Large Language Models (LLMs) have demonstrated high IQ, scoring in the top percentiles on common standardized tests. But what about their emotional intelligence?
Emotional intelligence is a deeply human trait, nuanced and integral to our daily problem-solving. Can LLMs grasp this type of intelligence and leverage it in the same way we can?
That’s what researchers from Microsoft and others set out to discover. In their paper, Large Language Models Understand and Can Be Enhanced by Emotional Stimuli, they explored how LLMs react to emotionally appealing prompts. Introducing a method they aptly call “EmotionPrompt”.
What is EmotionPrompt?
EmotionPrompt is really simple. All it does is add an emotional stimuli at the end of a prompt to attempt to enhance the performance.
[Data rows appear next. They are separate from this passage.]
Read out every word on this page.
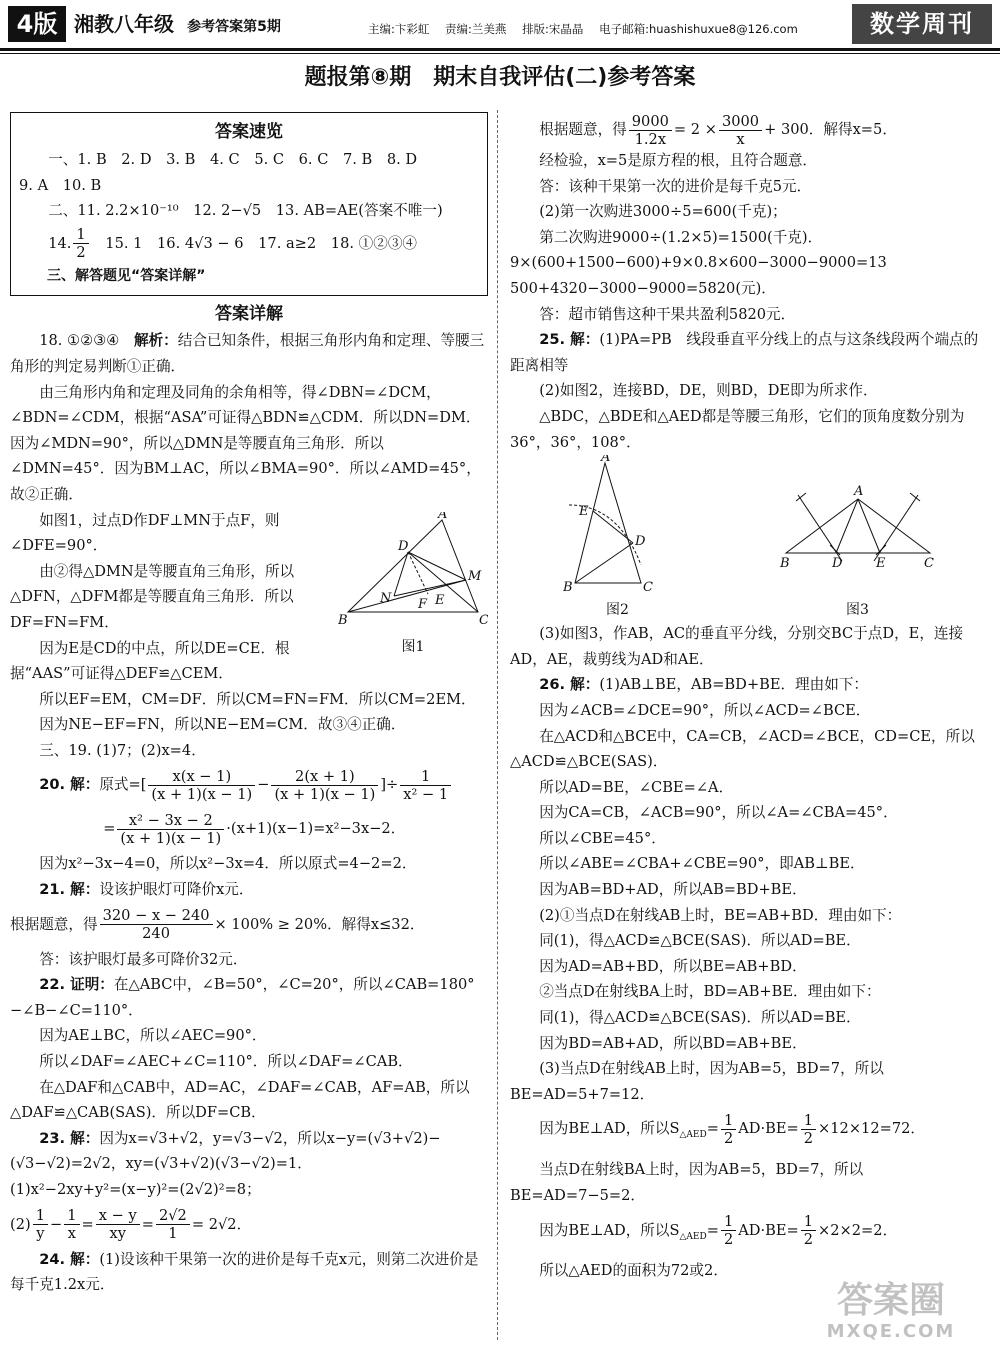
4版 湘教八年级 参考答案第5期	主编:卞彩虹 责编:兰美燕 排版:宋晶晶 电子邮箱:huashishuxue8@126.com	数学周刊
题报第⑧期　期末自我评估(二)参考答案
答案速览

一、1. B　2. D　3. B　4. C　5. C　6. C　7. B　8. D

9. A　10. B

二、11. 2.2×10⁻¹⁰　12. 2−√5　13. AB=AE(答案不唯一)

14. $\frac{1}{2}$ 　15. 1　16. 4√3 − 6　17. a≥2　18. ①②③④

三、解答题见“答案详解”

答案详解

18. ①②③④　解析：结合已知条件，根据三角形内角和定理、等腰三角形的判定易判断①正确．

由三角形内角和定理及同角的余角相等，得∠DBN=∠DCM，∠BDN=∠CDM，根据“ASA”可证得△BDN≌△CDM．所以DN=DM．因为∠MDN=90°，所以△DMN是等腰直角三角形．所以∠DMN=45°．因为BM⊥AC，所以∠BMA=90°．所以∠AMD=45°，故②正确．

A
B	C
D
E
F
M
N
图1

如图1，过点D作DF⊥MN于点F，则∠DFE=90°．

由②得△DMN是等腰直角三角形，所以△DFN，△DFM都是等腰直角三角形．所以DF=FN=FM．

因为E是CD的中点，所以DE=CE．根据“AAS”可证得△DEF≌△CEM．

所以EF=EM，CM=DF．所以CM=FN=FM．所以CM=2EM．

因为NE−EF=FN，所以NE−EM=CM．故③④正确．

三、19. (1)7；(2)x=4．

20. 解：原式=[ $\frac{x(x - 1)}{(x + 1)(x - 1)} - \frac{2(x + 1)}{(x + 1)(x - 1)}$ ]÷ $\frac{1}{\text{x² − 1}}$

= $\frac{\text{x² − 3x − 2}}{(x + 1)(x - 1)} \cdot(x+1)(x-1)=x^2-3x-2$．

因为x²−3x−4=0，所以x²−3x=4．所以原式=4−2=2．

21. 解：设该护眼灯可降价x元．

根据题意，得 $\frac{320 - x - 240}{240} \times 100\% \ge 20\%$．解得x≤32．

答：该护眼灯最多可降价32元．

22. 证明：在△ABC中，∠B=50°，∠C=20°，所以∠CAB=180°−∠B−∠C=110°．

因为AE⊥BC，所以∠AEC=90°．

所以∠DAF=∠AEC+∠C=110°．所以∠DAF=∠CAB．

在△DAF和△CAB中，AD=AC，∠DAF=∠CAB，AF=AB，所以△DAF≌△CAB(SAS)．所以DF=CB．

23. 解：因为x=√3+√2，y=√3−√2，所以x−y=(√3+√2)−(√3−√2)=2√2，xy=(√3+√2)(√3−√2)=1．

(1)x²−2xy+y²=(x−y)²=(2√2)²=8；

$(2) \frac{1}{y} - \frac{1}{x} = \frac{x - y}{xy} = \frac{2√2}{1} = 2√2$．

24. 解：(1)设该种干果第一次的进价是每千克x元，则第二次进价是每千克1.2x元．

根据题意，得 $\frac{9000}{1.2x} = 2 \times \frac{3000}{x} + 300$．解得x=5．

经检验，x=5是原方程的根，且符合题意．

答：该种干果第一次的进价是每千克5元．

(2)第一次购进3000÷5=600(千克)；

第二次购进9000÷(1.2×5)=1500(千克)．

9×(600+1500−600)+9×0.8×600−3000−9000=13 500+4320−3000−9000=5820(元)．

答：超市销售这种干果共盈利5820元．

25. 解：(1)PA=PB　线段垂直平分线上的点与这条线段两个端点的距离相等

(2)如图2，连接BD，DE，则BD，DE即为所求作．

△BDC，△BDE和△AED都是等腰三角形，它们的顶角度数分别为36°，36°，108°．

A
B	C
D
E
图2
A
B	C
D	E
图3

(3)如图3，作AB，AC的垂直平分线，分别交BC于点D，E，连接AD，AE，裁剪线为AD和AE．

26. 解：(1)AB⊥BE，AB=BD+BE．理由如下：

因为∠ACB=∠DCE=90°，所以∠ACD=∠BCE．

在△ACD和△BCE中，CA=CB，∠ACD=∠BCE，CD=CE，所以△ACD≌△BCE(SAS)．

所以AD=BE，∠CBE=∠A．

因为CA=CB，∠ACB=90°，所以∠A=∠CBA=45°．

所以∠CBE=45°．

所以∠ABE=∠CBA+∠CBE=90°，即AB⊥BE．

因为AB=BD+AD，所以AB=BD+BE．

(2)①当点D在射线AB上时，BE=AB+BD．理由如下：

同(1)，得△ACD≌△BCE(SAS)．所以AD=BE．

因为AD=AB+BD，所以BE=AB+BD．

②当点D在射线BA上时，BD=AB+BE．理由如下：

同(1)，得△ACD≌△BCE(SAS)．所以AD=BE．

因为BD=AB+AD，所以BD=AB+BE．

(3)当点D在射线AB上时，因为AB=5，BD=7，所以BE=AD=5+7=12．

因为BE⊥AD，所以$S_{\triangle AED}= \frac{1}{2} AD\cdot BE= \frac{1}{2} \times 12\times 12=72$．

当点D在射线BA上时，因为AB=5，BD=7，所以BE=AD=7−5=2．

因为BE⊥AD，所以$S_{\triangle AED}= \frac{1}{2} AD\cdot BE= \frac{1}{2} \times 2\times 2=2$．

所以△AED的面积为72或2．

答案圈
MXQE.COM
The researchers started off by creating a list of emotional stimuli to be used in their experiments.
These emotional stimuli were developed using three well-established physiological phenomena: Self-Monitoring, Social Cognitive Theory, and Cognitive Emotion Regulation Theory.
We put together a (very) simple template so you can try out this method easily in PromptHub.
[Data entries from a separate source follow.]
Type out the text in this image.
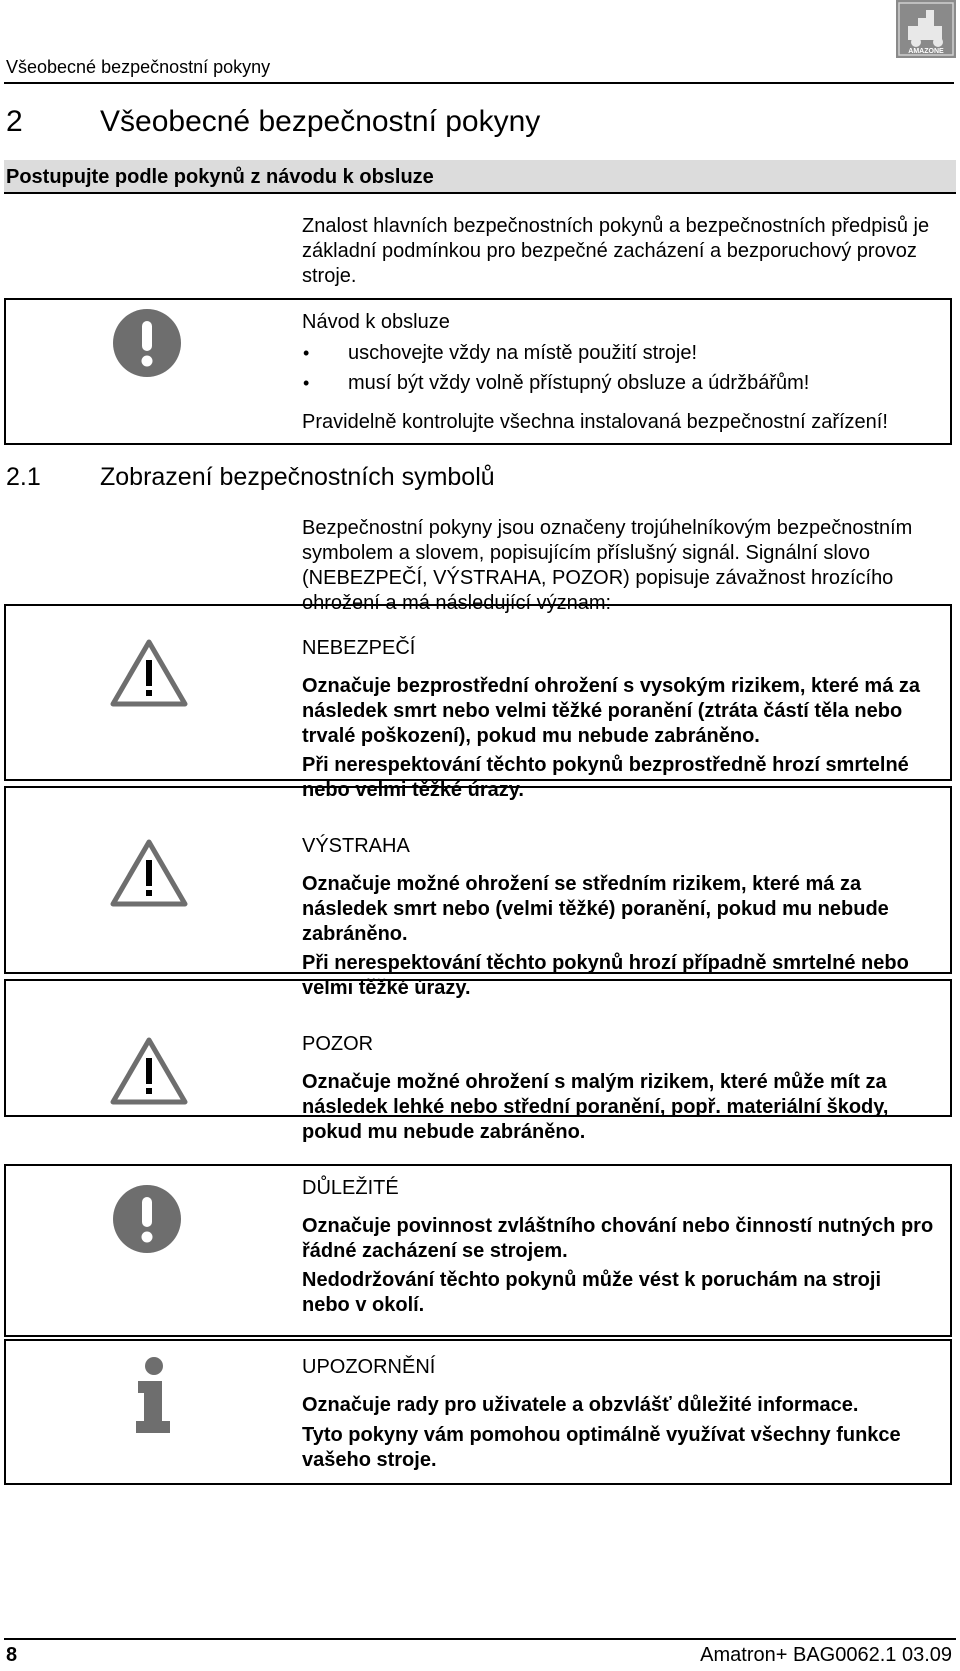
Všeobecné bezpečnostní pokyny
AMAZONE
2	Všeobecné bezpečnostní pokyny
Postupujte podle pokynů z návodu k obsluze
Znalost hlavních bezpečnostních pokynů a bezpečnostních předpisů je základní podmínkou pro bezpečné zacházení a bezporuchový provoz stroje.
Návod k obsluze
• uschovejte vždy na místě použití stroje!
• musí být vždy volně přístupný obsluze a údržbářům!
Pravidelně kontrolujte všechna instalovaná bezpečnostní zařízení!
2.1 Zobrazení bezpečnostních symbolů
Bezpečnostní pokyny jsou označeny trojúhelníkovým bezpečnostním symbolem a slovem, popisujícím příslušný signál. Signální slovo (NEBEZPEČÍ, VÝSTRAHA, POZOR) popisuje závažnost hrozícího ohrožení a má následující význam:
NEBEZPEČÍ
Označuje bezprostřední ohrožení s vysokým rizikem, které má za následek smrt nebo velmi těžké poranění (ztráta částí těla nebo trvalé poškození), pokud mu nebude zabráněno.
Při nerespektování těchto pokynů bezprostředně hrozí smrtelné nebo velmi těžké úrazy.
VÝSTRAHA
Označuje možné ohrožení se středním rizikem, které má za následek smrt nebo (velmi těžké) poranění, pokud mu nebude zabráněno.
Při nerespektování těchto pokynů hrozí případně smrtelné nebo velmi těžké úrazy.
POZOR
Označuje možné ohrožení s malým rizikem, které může mít za následek lehké nebo střední poranění, popř. materiální škody, pokud mu nebude zabráněno.
DŮLEŽITÉ
Označuje povinnost zvláštního chování nebo činností nutných pro řádné zacházení se strojem.
Nedodržování těchto pokynů může vést k poruchám na stroji nebo v okolí.
UPOZORNĚNÍ
Označuje rady pro uživatele a obzvlášť důležité informace.
Tyto pokyny vám pomohou optimálně využívat všechny funkce vašeho stroje.
8	Amatron+ BAG0062.1 03.09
If you don't have PromptHub access but want to try it out, reply to the email that gets sent when you join the waitlist and I'll share an access code with you.
Automated Experiments
Setup
The researchers evaluated EmotionPrompt across a wide range of tasks, using two datasets.
They assessed its performance in both zero-shot and few-shot prompting scenarios.
Datasets:
- Instruction Induction [22]
- BIG-Bench [23]
Models:
- Flan-T5-Large [24]
- Vicuna [25]
- Llama 2 13B [26]
- BLOOM [27]
- ChatGPT [28]
- GPT-4
Benchmarks: The standard prompt without emotional cues.
Results
What stands out:
- EmotionPrompt significantly improves the performance by 8.00% in Instruction Induction and 115% in BIG-Bench
- The large discrepancy between the performance on the 2 datasets is mostly related to the nature of the tasks in the Big Bench dataset. BIG-Bench tasks are designed to be more challenging and diverse, potentially requiring more nuanced or human-like responses.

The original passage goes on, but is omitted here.